O referendo de 10 de agosto na Bolívia, que põe em jogo os cargos do presidente Evo Morales e de nove governadores, está mantido, apesar de uma decisão judicial que pede sua suspensão e que foi considerada como uma manobra política da oposição.

AFP |

A Corte Nacional Eleitoral (CNE) anunciou que o plebiscito será realizado na data prevista, apesar da decisão da juíza Silvia Salame, do Tribunal Constitucional (TC), para quem o referendo deve ser suspenso até a confirmação de que contraria ou não os princípios da Constituição boliviana.

José Luis Exeni, presidente do CNE, disse que considera o pronunciamento da juíza Salame "uma simples opinião pessoal", e reiterou que os preparativos do referendo continuam.

A decisão judicial parece mostrar que a oposição seguirá interpondo recursos para impedir, ou pelo menos tornar ilegítimo o referendo, que pode contribuir para o fortalecimento do presidente socialista da Bolívia, Evo Morales.

O deputado opositor Arturo Murillo, responsável pela alegação de inconstitucionalidade do plebiscito, ameaçou processar Exeni se o referendo for adiante.

"Exeni mostrou que é um fantoche do governo. Ele será preso se seguir adiante com a organização desse referendo que fere a Constituição e as leis do país", esbravejou o parlamentar.

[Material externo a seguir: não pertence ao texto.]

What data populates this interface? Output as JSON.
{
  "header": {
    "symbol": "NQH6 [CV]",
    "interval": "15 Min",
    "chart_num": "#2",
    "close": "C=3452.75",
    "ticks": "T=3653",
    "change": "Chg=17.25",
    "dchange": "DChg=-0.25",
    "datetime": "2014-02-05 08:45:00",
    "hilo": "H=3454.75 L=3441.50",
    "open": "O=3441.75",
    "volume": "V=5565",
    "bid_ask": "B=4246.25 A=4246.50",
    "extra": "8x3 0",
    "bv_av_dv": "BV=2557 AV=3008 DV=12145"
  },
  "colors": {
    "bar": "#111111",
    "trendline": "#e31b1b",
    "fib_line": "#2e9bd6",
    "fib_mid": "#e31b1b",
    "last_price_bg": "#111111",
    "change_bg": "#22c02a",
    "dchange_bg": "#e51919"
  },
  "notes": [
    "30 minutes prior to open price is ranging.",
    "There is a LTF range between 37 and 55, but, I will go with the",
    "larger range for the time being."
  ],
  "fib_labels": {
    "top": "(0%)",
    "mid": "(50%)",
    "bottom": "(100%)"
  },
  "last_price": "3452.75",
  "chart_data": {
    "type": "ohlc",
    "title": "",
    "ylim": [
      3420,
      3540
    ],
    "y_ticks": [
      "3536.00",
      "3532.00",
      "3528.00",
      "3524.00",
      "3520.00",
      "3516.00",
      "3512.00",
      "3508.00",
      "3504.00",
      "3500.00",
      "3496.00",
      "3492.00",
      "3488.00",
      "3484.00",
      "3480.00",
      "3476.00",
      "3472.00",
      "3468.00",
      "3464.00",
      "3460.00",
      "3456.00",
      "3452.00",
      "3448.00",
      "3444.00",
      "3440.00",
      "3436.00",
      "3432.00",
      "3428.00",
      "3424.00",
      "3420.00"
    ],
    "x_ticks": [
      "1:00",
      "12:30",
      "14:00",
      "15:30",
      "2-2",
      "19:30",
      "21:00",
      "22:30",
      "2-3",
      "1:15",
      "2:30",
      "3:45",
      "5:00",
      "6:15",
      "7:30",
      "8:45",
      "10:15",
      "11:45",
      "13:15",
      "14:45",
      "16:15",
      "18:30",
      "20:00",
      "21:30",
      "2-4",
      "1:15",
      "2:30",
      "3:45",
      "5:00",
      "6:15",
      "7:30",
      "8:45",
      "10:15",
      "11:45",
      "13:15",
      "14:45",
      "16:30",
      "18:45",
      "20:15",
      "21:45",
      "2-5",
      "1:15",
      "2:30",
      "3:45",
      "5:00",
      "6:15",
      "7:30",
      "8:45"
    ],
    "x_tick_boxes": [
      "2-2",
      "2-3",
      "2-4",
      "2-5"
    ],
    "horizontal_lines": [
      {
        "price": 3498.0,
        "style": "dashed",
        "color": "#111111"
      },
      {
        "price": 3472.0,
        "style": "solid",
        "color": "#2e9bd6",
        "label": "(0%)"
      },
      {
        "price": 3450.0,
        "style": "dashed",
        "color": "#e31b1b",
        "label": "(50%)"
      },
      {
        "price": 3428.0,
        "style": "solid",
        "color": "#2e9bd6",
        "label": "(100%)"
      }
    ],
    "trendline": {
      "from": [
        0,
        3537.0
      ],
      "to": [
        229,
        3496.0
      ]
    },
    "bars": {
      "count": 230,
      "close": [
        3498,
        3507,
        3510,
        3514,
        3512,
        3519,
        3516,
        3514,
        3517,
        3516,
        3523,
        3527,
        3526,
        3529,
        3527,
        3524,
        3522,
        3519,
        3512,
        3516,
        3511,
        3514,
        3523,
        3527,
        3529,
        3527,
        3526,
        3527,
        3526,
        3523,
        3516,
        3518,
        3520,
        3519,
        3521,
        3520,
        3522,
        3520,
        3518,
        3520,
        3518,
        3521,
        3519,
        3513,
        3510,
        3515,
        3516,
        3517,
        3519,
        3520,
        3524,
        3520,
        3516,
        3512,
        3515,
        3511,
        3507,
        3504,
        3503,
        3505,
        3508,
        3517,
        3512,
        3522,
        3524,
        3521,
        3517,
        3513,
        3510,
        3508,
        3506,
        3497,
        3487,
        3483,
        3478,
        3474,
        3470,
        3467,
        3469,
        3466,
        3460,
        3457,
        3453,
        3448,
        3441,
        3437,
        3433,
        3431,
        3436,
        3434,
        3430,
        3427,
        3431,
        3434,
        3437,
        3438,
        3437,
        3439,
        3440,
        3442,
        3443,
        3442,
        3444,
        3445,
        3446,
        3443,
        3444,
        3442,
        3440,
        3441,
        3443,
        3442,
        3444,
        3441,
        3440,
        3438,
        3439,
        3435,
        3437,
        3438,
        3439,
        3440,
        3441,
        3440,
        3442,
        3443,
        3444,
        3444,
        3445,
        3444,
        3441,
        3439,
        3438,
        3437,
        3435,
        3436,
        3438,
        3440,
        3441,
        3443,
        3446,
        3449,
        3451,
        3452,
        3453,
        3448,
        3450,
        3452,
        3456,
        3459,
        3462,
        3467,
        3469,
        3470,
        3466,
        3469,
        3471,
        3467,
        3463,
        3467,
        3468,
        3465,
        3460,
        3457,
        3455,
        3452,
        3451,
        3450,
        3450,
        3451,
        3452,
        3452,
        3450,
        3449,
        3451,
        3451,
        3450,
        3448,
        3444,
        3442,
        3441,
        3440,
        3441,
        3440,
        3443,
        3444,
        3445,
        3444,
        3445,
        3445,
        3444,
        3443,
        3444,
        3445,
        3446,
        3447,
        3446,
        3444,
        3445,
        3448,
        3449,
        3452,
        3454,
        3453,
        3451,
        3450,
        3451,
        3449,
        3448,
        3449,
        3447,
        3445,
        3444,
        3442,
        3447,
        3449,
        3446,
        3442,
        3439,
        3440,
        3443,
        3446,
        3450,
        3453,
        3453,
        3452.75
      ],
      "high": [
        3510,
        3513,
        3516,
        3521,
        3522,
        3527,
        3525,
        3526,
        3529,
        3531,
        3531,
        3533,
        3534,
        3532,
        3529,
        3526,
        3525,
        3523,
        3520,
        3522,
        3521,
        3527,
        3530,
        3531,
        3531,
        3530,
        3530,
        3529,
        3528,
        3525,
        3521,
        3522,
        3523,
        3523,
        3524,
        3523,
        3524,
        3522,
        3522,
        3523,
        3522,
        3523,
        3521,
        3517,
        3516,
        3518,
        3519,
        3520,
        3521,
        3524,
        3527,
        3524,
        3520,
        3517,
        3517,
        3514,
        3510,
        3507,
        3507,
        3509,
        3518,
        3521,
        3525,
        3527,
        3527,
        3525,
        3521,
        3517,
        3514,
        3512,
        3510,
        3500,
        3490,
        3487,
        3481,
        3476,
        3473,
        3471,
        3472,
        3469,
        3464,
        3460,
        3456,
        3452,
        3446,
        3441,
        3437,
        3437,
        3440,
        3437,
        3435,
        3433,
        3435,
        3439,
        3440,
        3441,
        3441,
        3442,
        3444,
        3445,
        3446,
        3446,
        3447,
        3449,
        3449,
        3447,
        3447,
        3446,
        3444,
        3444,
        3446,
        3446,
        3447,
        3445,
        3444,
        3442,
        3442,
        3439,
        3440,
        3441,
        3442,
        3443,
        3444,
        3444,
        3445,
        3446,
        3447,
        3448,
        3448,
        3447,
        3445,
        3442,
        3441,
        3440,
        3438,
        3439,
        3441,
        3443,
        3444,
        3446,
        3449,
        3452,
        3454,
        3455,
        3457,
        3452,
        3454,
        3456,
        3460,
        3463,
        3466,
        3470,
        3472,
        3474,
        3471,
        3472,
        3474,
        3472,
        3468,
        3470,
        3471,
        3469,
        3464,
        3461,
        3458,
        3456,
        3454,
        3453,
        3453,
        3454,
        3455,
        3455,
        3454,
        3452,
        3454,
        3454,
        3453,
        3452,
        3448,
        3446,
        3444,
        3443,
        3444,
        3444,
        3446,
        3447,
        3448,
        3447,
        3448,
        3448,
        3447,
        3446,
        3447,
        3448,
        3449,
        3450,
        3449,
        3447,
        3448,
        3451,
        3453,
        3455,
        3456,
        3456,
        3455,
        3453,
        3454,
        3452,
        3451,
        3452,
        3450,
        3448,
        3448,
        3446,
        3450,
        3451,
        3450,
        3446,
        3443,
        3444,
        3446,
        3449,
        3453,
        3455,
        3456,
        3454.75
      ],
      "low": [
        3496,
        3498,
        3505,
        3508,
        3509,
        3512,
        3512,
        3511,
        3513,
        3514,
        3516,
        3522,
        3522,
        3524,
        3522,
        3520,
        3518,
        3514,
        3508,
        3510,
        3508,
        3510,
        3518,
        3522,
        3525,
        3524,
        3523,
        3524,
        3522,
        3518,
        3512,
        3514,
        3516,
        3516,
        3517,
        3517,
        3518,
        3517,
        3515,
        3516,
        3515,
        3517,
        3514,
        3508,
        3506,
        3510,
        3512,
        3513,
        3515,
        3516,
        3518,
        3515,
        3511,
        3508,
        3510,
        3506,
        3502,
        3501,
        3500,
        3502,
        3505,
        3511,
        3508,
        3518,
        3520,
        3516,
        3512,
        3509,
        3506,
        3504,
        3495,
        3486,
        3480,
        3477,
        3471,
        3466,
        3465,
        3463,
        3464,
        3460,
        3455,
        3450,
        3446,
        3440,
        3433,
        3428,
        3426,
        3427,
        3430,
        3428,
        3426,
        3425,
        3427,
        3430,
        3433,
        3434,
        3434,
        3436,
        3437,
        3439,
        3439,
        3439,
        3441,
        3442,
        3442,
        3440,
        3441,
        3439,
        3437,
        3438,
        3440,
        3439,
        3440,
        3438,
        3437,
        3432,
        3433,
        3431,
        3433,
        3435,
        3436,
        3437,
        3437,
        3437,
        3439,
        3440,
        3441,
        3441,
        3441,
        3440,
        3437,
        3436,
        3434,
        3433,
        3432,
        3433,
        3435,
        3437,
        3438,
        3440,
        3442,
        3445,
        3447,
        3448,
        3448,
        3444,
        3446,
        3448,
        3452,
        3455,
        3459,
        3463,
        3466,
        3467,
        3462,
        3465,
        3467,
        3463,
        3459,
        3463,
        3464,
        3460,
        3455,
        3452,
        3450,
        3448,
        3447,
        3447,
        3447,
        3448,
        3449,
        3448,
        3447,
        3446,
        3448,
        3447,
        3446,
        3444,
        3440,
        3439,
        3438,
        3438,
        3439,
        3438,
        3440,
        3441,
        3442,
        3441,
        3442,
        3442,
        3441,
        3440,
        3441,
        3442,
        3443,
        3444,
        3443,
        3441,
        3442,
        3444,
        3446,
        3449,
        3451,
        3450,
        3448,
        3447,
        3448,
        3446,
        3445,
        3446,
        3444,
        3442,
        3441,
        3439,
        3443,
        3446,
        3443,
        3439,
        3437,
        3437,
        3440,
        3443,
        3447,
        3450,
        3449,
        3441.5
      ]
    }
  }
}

Aprovado pelo governo e pelo Congresso, o referendo revogatório põe em jogo os cargos de Morales e dos nove governadores do país, seis dos quais são ferrenhos opositores do presidente boliviano.

Um deles, o governador de Cochabamba Manfred Reyes Villa, já adiantou que não se submeterá ao plebiscito, que considera sem fundamento jurídico.

Ao contrário, Ruben Costas, governador da rica província de Santa Cruz e principal adversário de Morales, continua com sua campanha. Segundo as pesquisas, ele conseguirá se manter no cargo, assim como o presidente.